Privacy International, in a report published December last year, said that Cambridge Analytica did discretely work for President Kenyatta during his re-election campaign.

That firm “gathered survey data on Kenyans to aid the campaign and managed the president’s image,” Privacy International states, attributing its allegation to current and former Cambridge Analytica employees.

Cambridge Analytica refuted the claims and said that it was not involved in any negative political content.

VIDEO

In the face of being suspended by Facebook last week, and a subsequent undercover investigation in a three-part series titled ‘Data, Democracy and Dirty Tricks’ by Britain’s Channel 4 News, Cambridge Analytica has denied any wrong-doing.

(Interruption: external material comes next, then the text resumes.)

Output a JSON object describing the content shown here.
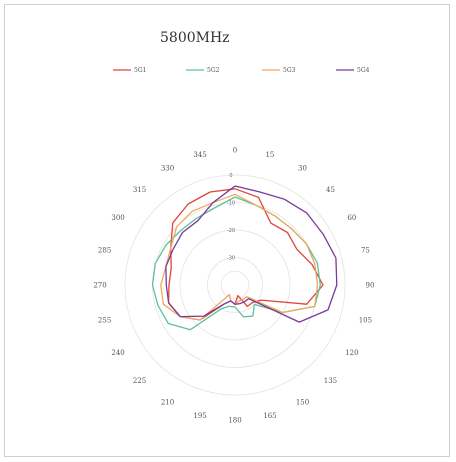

“We have rebranded the entire (Jubilee) party twice, written their manifesto, done to rounds of 50,000 or so surveys… Then we’d write all the speeches, and we’d stage the whole thing. So just about every element of his campaign,” Mark Turnbull, the managing director of Cambridge Analytica’s Political Global, is quoted as saying to the TV’s undercover reporter in the video.

In response, the firm said Channel 4 had “grossly misrepresented" the conversations caught on camera.

"In playing along with this line of conversation, and partly to spare our 'client' from embarrassment, we entertained a series of ludicrous hypothetical scenarios," the company said in a statement.

"Cambridge Analytica does not condone or engage in entrapment, bribes or so-called 'honeytraps'," it said.